A decisão judicial ocorreu após o Ministério Público do Rio de Janeiro (MPRJ) alterar seu posicionamento sobre o caso. Na quarta-feira, 4, a 1ª Promotoria de Justiça da Infância e da Juventude Infracional havia representado contra o adolescente por ato infracional análogo ao crime, mas não solicitou a internação provisória — medida equivalente à prisão no sistema socioeducativo. Na ocasião, quatro homens maiores de idade foram denunciados pelo estupro coletivo da adolescente de 17 anos.

Nesta quinta, 5, o MPRJ solicitou à Justiça a internação provisória do investigado. O pedido foi motivado por uma comunicação do delegado Ângelo Lages, da 12ª DP (Copacabana), sobre o surgimento de uma segunda vítima que também atribui ao menor participação em um episódio de violência sexual.
Nova vítima
A segunda vítima, que atualmente tem 14 anos, procurou a polícia para relatar um abuso ocorrido em agosto de 2023. Na época, ela tinha 14 anos. Em depoimento, a mãe da jovem afirmou que o crime foi cometido por três homens, dos quais dois já foram identificados no caso de Copacabana: o adolescente e Mattheus Martins, de 19 anos.
De acordo com o relato, a menina foi atraída para uma emboscada. “A vítima relata o mesmo modus operandi. Ela já tinha ficado com o menor, confiava nele e ele a atraiu para o imóvel, que era do Mattheus”, disse o delegado Ângelo Lages.

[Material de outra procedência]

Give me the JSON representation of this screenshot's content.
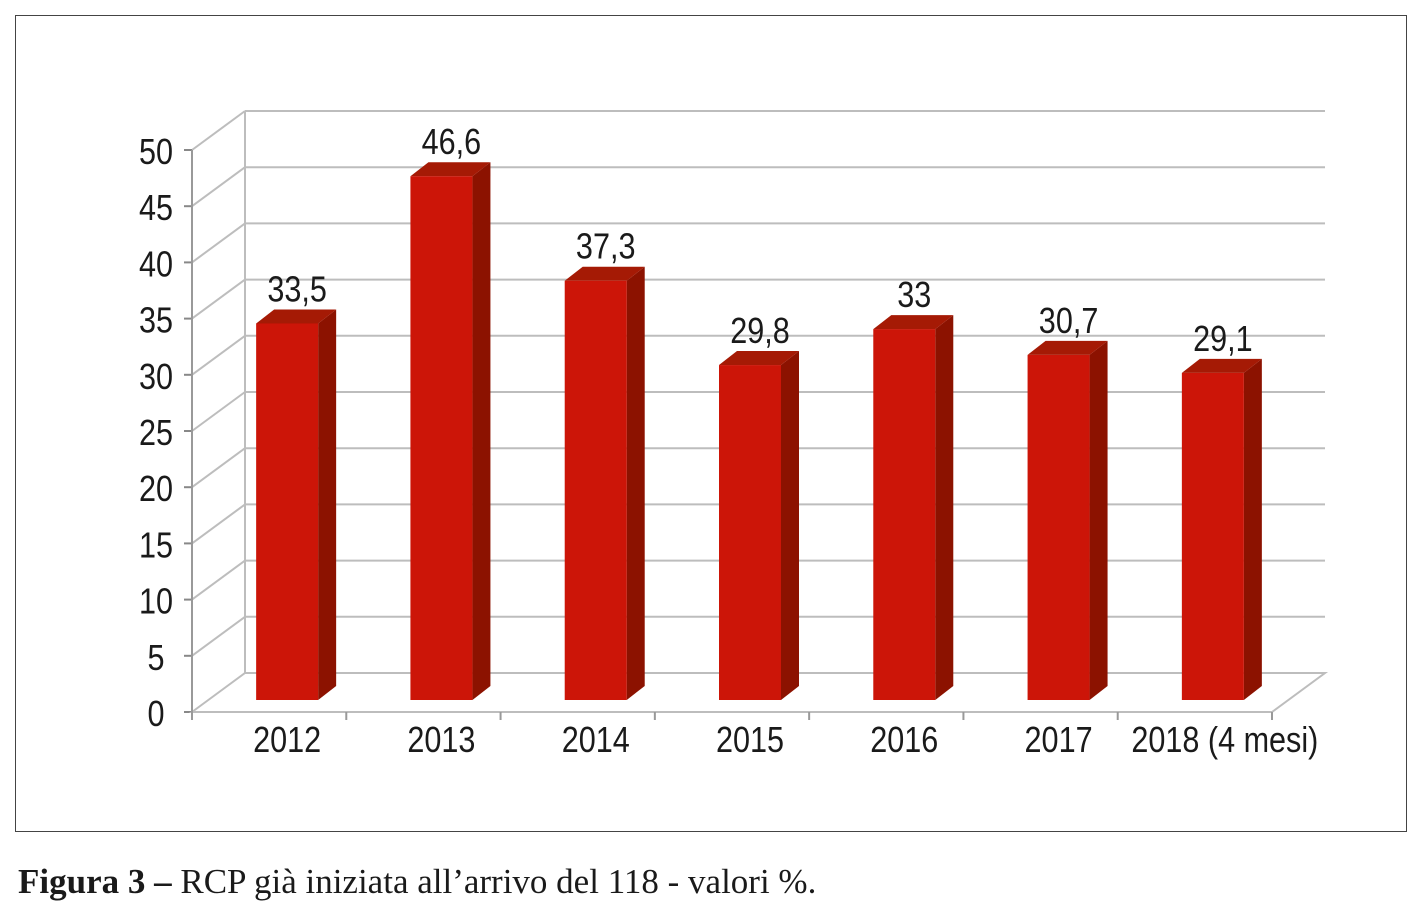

A vítima contou que foi até a casa do menor e, ao chegar, encontrou três pessoas no local. Ela afirmou que foi para o quarto com o adolescente enquanto os outros dois homens ficaram na sala. Durante o beijo, os outros homens bateram na porta. Segundo o documento da polícia, o menor perguntou à vítima se os amigos podiam entrar e alegou que um deles pagaria o carro de aplicativo para ela voltar para casa, com o objetivo de coagi-la a abrir a porta.
Em seguida, o adolescente teria tirado a roupa da vítima “contra sua vontade” e iniciado o abuso. O relato afirma que os outros homens abaixaram a calça e que Mattheus deu um tapa no rosto da jovem e ordenou que ela fizesse sexo oral. A vítima também afirmou que os agressores bateram em seu rosto e deram socos em suas costelas durante o estupro, que durou cerca de 1h30. Ela contou que chorou durante todo o ocorrido e que os três “riam do que faziam”.
A Polícia Civil informou que o episódio apresenta o mesmo modus operandi do caso investigado em Copacabana, incluindo a forma como as vítimas foram atraídas para o encontro. Para os investigadores, os elementos reforçaram a necessidade de uma nova análise sobre a situação do adolescente.